Last week, there was a big Purim celebration at our temple, which sounds like it should be a wonderful thing–and probably is to 99.9% of the Purim-celebrating universe. To me, it was just one more item stacked on top of my Impossible Wednesday. My husband texted me during work that I should take all the kids over there after work: My daughter would love to dress up like Queen Esther, my older son would be there for Hebrew school, anyway, the baby would like the balloons. My reaction was a surly, “Why don’t YOU take them?” (knowing he couldn’t; he works late on Wednesdays) because the last thing I wanted to deal with after a 10-hour day and a teething baby who’d kept me up half the night was a bunch of kids sugared up on hamentashen, running around with crowns on their heads.

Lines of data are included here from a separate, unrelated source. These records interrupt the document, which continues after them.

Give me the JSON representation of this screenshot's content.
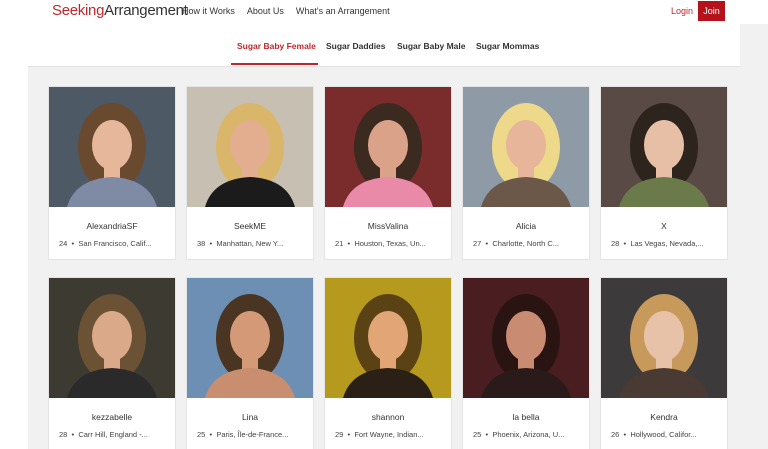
{
  "header": {
    "logo_part1": "Seeking",
    "logo_part2": "Arrangement",
    "nav": [
      "How it Works",
      "About Us",
      "What's an Arrangement"
    ],
    "login": "Login",
    "join": "Join"
  },
  "tabs": [
    "Sugar Baby Female",
    "Sugar Daddies",
    "Sugar Baby Male",
    "Sugar Mommas"
  ],
  "active_tab": "Sugar Baby Female",
  "accent_color": "#c0272d",
  "profiles": [
    {
      "name": "AlexandriaSF",
      "age": "24",
      "location": "San Francisco, Calif..."
    },
    {
      "name": "SeekME",
      "age": "38",
      "location": "Manhattan, New Y..."
    },
    {
      "name": "MissValina",
      "age": "21",
      "location": "Houston, Texas, Un..."
    },
    {
      "name": "Alicia",
      "age": "27",
      "location": "Charlotte, North C..."
    },
    {
      "name": "X",
      "age": "28",
      "location": "Las Vegas, Nevada,..."
    },
    {
      "name": "kezzabelle",
      "age": "28",
      "location": "Carr Hill, England -..."
    },
    {
      "name": "Lina",
      "age": "25",
      "location": "Paris, Île-de-France..."
    },
    {
      "name": "shannon",
      "age": "29",
      "location": "Fort Wayne, Indian..."
    },
    {
      "name": "la bella",
      "age": "25",
      "location": "Phoenix, Arizona, U..."
    },
    {
      "name": "Kendra",
      "age": "26",
      "location": "Hollywood, Califor..."
    }
  ]
}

So I ran over without the younger kids to pick up my oldest–but he was in the sanctuary participating in a Purim program led by the rabbi, and his teacher did all but physically tie me down to prevent me from removing him at the usual 6:30 p.m. pick up time. “Purim is a wonderful celebration! Come, sit down, join us!”
I’d like to say I sat down discreetly and watched the program with my son–but what I did instead was yank my kid away and explain to his shocked teacher, “I need to go home now. I worked all day, and he has homework, and I have a baby with a 7 p.m. bedtime. Sorry, maybe next year.”
Then, because I hadn’t eaten anything all day and felt like I was about to pass out, puke, or both, I seriously could not restrain myself from shoving an entire apricot hamentashen into my mouth on the way out the door. I am pretty sure the teacher saw this ladylike act, including the buttery crumbs I got all over my wool dress. Not one of my finest moments.
Oh well. I think my husband’s going to have to handle pick-up for the rest of the year!! My son, meanwhile, hasn’t held a grudge against me for making him duck out early. He was just glad I didn’t complain when he told me he was too full from Purim food to eat dinner!